Voor 2010 wordt 2.903.247 euro voorbehouden aan Vlaamse gemeenten, 2.297.285 euro aan Brusselse en 2.654.485 euro aan Waalse gemeenten. Een analyse van die criteria leert dat kleinere centrumsteden onmogelijk op deze toelagen een aanspraak kunnen maken, hoewel ze, verhoudingsgewijs, even veel problemen kunnen hebben als in grotere steden.
Graag kreeg ik een antwoord op de volgende vragen:
1. Kan de staatssecretaris voor elke gemeente opgeven op grond van welke criteria (artikel 3 van het voormelde koninklijk besluit van 2002) ze voor betoelaging werd geselecteerd ? Zijn die criteria, voor wat de gemeenten betreft, gedurende de voorbije acht jaar steeds ongewijzigd gebleven?
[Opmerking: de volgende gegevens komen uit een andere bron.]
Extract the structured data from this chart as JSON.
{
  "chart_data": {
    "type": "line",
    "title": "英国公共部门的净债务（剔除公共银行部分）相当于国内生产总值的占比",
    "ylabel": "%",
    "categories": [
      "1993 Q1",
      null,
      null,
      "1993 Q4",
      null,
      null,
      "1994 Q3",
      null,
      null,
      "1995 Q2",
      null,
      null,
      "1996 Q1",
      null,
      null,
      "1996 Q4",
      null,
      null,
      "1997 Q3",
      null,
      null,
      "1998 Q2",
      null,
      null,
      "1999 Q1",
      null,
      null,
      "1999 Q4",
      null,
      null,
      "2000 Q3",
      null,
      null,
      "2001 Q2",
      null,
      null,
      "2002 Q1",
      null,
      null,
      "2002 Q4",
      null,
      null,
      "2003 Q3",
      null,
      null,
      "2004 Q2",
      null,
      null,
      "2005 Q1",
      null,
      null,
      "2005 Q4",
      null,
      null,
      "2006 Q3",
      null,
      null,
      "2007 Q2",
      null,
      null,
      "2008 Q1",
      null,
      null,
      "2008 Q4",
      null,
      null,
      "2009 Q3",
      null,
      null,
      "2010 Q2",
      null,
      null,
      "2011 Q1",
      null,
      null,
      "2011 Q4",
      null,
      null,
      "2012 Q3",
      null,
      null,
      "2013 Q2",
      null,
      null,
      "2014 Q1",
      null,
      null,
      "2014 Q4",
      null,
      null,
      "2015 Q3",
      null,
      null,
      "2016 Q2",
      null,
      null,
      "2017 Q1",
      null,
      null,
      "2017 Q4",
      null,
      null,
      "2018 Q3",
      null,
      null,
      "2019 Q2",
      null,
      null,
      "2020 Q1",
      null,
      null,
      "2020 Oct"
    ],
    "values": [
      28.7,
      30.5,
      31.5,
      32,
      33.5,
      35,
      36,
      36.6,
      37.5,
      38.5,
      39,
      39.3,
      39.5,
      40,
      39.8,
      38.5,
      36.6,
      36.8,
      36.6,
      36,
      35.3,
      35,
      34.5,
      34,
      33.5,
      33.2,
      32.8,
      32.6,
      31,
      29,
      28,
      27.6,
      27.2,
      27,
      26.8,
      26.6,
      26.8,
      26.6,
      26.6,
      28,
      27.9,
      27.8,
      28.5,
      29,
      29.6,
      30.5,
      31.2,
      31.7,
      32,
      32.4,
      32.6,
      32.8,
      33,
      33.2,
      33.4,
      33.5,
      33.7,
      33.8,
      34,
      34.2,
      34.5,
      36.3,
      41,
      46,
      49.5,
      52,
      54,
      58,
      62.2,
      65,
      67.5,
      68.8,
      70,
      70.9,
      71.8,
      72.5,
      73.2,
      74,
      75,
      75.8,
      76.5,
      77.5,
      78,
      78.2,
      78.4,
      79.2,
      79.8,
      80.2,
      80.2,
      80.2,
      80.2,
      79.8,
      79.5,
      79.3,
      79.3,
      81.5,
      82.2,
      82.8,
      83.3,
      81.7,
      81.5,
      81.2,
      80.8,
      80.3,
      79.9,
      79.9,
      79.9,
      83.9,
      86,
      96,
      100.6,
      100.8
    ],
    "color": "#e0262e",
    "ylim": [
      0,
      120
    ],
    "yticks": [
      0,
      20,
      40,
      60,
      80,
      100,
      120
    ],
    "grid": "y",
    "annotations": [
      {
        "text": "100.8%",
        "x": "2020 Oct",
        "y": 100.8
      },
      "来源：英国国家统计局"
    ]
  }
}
2. In hoeveel betoelaagde OCMW's werd het gewestelijke gemiddelde van het aantal tewerkstellingen van gerechtigden op maatschappelijke integratie, overschreden? Wil de staatssecretaris die gegevens voor de betoelaagde gemeenten op een lijst zetten voor de voorbije acht jaar en tegelijkertijd voor alle Belgische OCMW's vermelden waar dat in die jaren niet het geval was?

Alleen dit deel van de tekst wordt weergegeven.